The crop residues useful to prepare a high grade natural, organic fertilizer are removed after harvest from the farms. And they are used as fodder and fuel.
Even if some are left out on the farms termites and other insects destroy them. The small and marginal cultivators have difficulties in getting the organic manures compared to the chemical fertilizers, which can be bought easily, if they have the financial ability to procure them. However, they have to either produce the organic manures by utilizing the bio-mass they have or they have to be collected from the locality with a minimum effort and cost.
Another major problem is inadequate supporting infrastructure. In spite of the recent pronouncement by the African Union to assist in the development of organic agriculture in the continent, the federal and state governments are yet to formulate policies and a credible mechanism to implement them. NOAN is sensitising the Federal Government to produce policy on organic agriculture, accreditation and certification for organic produce.
No certifying agency yet to regulate and ensure compliance with international organic production system. The trade channels are yet to be formed and the infrastructure facilities for verification leading to certification of the farms are inadequate.
Lastly, high input costs. The small and marginal farmers in Nigeria have been practicing a sort of pre- organic farming in the form of the traditional farming system.
They use local or own farm renewable resources and carry on the agricultural practices in an ecologically friendly environment.
However, the costs of the organic inputs are now higher than those of industrially produced chemical fertilizers and pesticides including other inputs used in the conventional farming system.
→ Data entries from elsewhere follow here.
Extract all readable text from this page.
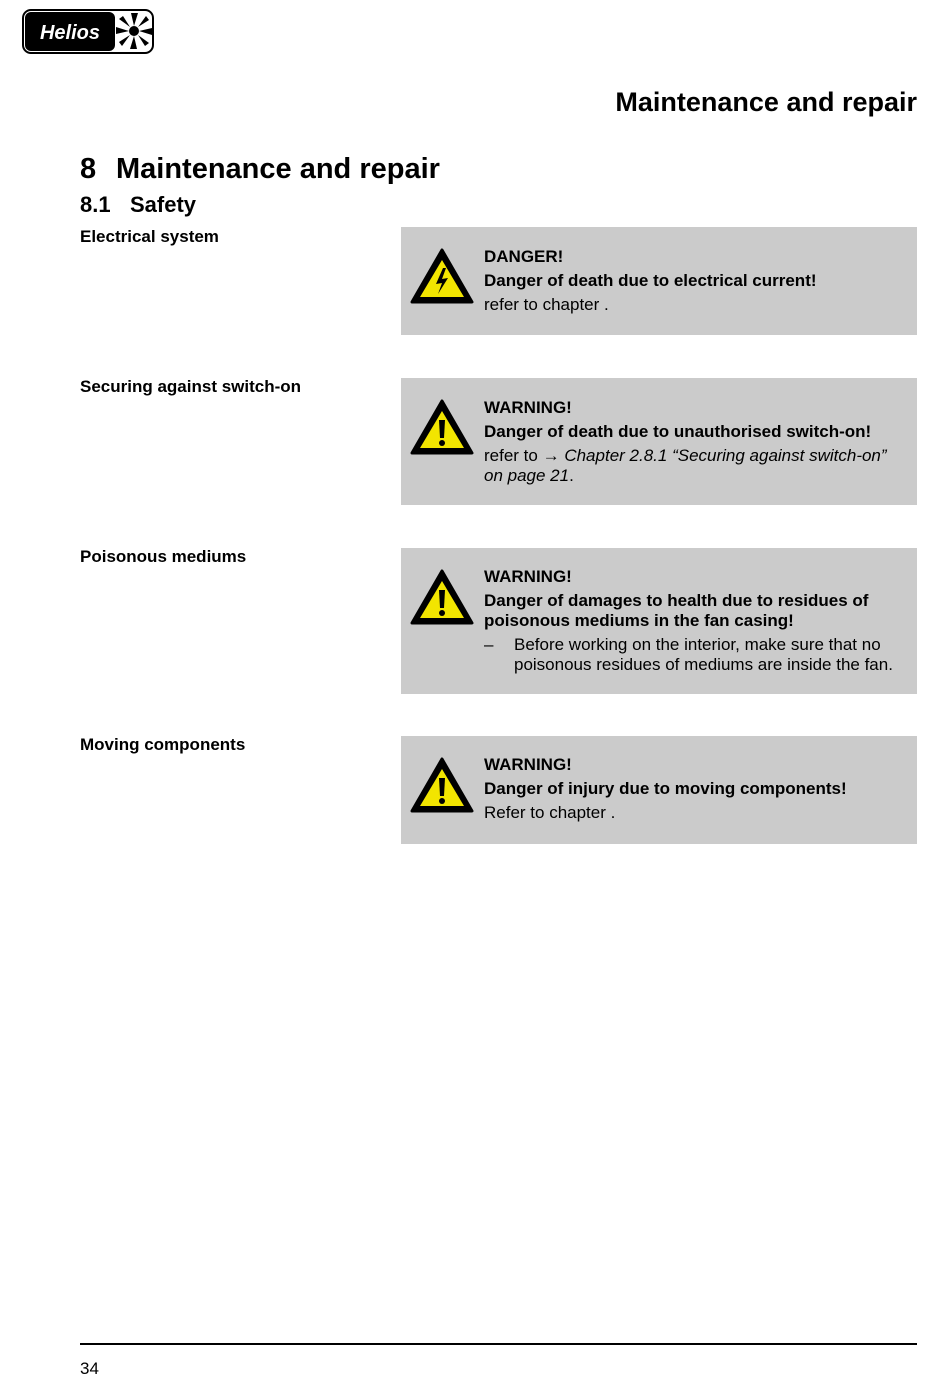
Helios
Maintenance and repair
8 Maintenance and repair
8.1 Safety
Electrical system
DANGER!
Danger of death due to electrical current!
refer to chapter .
Securing against switch-on
WARNING!
Danger of death due to unauthorised switch-on!
refer to → Chapter 2.8.1 “Securing against switch-on” on page 21.
Poisonous mediums
WARNING!
Danger of damages to health due to residues of poisonous mediums in the fan casing!
–	Before working on the interior, make sure that no poisonous residues of mediums are inside the fan.
Moving components
WARNING!
Danger of injury due to moving components!
Refer to chapter .
34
According to an industry source, groundnut cake, neem seed and cake, organic fertilizer, silt, cow dung, other manures, etc. applied as organic manure are increasingly becoming costly, making them un-affordable to the small cultivators.
Currently, about 70 per cent of the Nigerian farmers think they practice organic agriculture by default because of the prohibitive costs of chemical fertilizers and other agro-chemicals but true organics is a certified production method that would boost food productivity.